Furthermore, the fact that Assad would remain politically active would certainly allow him to keep his “Godfather” status among his followers, who will remain everywhere within the machine of the state and around it.
Let us forget about what President Obama said repeatedly about Assad, that “he has to go”. After all, it is President Obama. We know that his pockets are filled with “very decisive” words which remain words forever. But the whole dynamic is heading to an alarming conclusion.
Assad will remain, but he will not remain. His knot would be untied, yet it will be preserved. The transitional period is not transitional except in name. The same political elite will disappear, but it will remain in power. All these riddles are offered as a “solution” to the Syrian crisis, as if it were indeed not a crisis. If anyone does not understand this magic and masterfully ambiguous solution, he should seek answers from de Mistura. This “salad” is the core of his proposition. And this is how the Assad knot is being currently untied in closed rooms thousands of miles from refugee camps and bombed cities.
The Syrian crisis is a real crisis. It demands real solutions. Preserving the same governing structure responsible for this tragedy and adding to it some “opposition” decoration is no solution. Giving any authority to Assad is no solution. A transitional government is transitional between two different things. It is a national unity government, but in the real sense of the term. The Assad regime is not an expression of any real national unity, or else we would not have seen all this blood and pain. Giving this regime a face lift by adding some opposition elements to its surface would not change its essence. It is not a solution. It is a reproduction of the same conditions that produced the crisis.

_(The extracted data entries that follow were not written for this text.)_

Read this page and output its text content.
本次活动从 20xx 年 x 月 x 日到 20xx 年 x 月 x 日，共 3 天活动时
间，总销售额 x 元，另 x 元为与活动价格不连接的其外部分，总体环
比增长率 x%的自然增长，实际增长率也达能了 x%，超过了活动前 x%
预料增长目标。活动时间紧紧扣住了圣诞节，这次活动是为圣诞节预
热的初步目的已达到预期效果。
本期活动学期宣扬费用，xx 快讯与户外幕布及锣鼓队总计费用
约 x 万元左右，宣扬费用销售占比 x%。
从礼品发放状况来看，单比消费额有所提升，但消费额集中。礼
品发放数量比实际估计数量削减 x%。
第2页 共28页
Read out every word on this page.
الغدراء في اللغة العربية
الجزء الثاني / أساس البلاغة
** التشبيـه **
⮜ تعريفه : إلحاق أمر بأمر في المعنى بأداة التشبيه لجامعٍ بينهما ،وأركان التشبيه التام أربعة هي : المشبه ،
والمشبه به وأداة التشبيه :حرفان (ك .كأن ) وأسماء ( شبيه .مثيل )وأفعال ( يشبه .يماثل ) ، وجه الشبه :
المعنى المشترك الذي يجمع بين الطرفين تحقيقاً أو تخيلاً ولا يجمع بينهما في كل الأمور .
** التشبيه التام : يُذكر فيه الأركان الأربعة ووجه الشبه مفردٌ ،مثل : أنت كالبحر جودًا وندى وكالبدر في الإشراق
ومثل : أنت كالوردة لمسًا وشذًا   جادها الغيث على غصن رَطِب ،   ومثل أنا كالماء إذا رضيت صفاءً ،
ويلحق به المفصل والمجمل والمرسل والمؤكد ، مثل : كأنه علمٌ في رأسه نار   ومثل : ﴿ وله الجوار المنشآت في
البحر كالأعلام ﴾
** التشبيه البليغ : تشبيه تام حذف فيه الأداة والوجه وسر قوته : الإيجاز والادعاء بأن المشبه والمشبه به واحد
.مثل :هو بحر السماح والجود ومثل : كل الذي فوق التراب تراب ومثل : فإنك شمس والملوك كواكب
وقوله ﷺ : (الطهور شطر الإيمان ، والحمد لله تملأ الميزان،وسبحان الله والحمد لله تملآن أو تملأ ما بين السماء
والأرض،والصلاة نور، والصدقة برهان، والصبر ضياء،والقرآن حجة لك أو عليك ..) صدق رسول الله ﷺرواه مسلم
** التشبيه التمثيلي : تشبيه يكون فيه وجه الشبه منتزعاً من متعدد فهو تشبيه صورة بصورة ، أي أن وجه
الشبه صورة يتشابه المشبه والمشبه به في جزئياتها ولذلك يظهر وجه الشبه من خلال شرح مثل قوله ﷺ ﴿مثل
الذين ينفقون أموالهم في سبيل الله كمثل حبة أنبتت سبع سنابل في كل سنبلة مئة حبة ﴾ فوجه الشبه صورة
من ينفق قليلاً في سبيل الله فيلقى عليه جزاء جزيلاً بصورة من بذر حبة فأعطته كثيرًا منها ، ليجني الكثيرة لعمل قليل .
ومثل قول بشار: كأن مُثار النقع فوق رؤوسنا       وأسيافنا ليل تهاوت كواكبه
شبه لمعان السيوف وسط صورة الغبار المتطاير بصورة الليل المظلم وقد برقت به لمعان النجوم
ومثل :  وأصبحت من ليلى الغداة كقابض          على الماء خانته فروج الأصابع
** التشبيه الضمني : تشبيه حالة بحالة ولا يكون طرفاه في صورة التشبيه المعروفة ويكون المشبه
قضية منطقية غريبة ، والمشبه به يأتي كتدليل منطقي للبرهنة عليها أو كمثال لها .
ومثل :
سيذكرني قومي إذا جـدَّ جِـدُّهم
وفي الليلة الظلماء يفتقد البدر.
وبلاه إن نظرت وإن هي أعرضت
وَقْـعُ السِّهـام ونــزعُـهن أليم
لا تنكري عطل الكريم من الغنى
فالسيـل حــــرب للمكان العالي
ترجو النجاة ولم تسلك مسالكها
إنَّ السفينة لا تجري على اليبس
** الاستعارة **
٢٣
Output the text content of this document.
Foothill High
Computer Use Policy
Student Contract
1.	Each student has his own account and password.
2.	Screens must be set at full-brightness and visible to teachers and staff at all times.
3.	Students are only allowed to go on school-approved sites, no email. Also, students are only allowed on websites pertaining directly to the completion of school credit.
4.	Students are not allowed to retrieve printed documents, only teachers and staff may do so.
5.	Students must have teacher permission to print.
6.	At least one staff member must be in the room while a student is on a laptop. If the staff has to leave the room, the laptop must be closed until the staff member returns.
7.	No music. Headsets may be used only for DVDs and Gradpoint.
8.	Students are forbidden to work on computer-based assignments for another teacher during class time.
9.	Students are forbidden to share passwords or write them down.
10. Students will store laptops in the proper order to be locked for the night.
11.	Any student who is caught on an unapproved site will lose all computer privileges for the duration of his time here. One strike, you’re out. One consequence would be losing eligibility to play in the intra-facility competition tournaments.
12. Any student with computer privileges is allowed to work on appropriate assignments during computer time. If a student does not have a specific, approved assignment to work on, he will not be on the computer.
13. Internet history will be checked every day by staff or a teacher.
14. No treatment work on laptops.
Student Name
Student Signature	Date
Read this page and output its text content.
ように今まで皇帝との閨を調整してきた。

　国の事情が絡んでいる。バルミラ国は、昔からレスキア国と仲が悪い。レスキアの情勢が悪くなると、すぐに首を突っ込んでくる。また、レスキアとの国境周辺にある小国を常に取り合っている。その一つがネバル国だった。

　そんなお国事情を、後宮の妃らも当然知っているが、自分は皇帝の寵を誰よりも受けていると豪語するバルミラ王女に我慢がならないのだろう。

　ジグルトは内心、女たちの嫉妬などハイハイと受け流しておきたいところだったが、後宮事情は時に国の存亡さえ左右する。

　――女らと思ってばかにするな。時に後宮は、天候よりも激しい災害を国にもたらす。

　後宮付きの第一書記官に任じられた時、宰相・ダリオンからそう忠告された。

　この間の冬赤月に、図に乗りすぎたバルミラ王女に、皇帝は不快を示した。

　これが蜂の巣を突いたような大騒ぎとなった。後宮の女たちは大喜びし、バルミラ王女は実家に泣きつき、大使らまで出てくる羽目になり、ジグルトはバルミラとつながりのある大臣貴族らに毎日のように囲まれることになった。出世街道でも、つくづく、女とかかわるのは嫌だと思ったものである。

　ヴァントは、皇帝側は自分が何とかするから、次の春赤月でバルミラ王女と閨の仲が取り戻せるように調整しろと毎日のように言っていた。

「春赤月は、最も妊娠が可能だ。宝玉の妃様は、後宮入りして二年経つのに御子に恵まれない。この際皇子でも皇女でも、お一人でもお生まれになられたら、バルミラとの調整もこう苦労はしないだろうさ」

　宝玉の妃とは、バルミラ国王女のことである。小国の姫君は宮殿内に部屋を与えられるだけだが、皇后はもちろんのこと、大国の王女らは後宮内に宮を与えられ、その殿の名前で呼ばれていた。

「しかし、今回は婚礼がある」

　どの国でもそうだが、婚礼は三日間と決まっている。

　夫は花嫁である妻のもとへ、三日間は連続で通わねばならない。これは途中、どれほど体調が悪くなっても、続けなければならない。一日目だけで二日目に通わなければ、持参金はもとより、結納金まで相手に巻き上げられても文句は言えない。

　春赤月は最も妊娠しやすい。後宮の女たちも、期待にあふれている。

Is it possible to imagine that after all those years and all this blood, a transitional government could constitute a U-shaped bridge moving Assad back to Assad?
Whatever happens, the fight of the opposition will continue until the band of murderers in the Assad mafia, starting with the Godfather, are justly punished. War criminals should not be allowed to rule over their victims. The victims have woken up and no one will force them into submission again.
Neither de Mistura nor President Obama will be able to force what is being prepared now for Syria and the Syrian people. They gave everything to be free. And they will carry on. So, those who intone that the Assad Knot is untied are singing in an echo chamber and only for themselves. The Syrian people have a different song.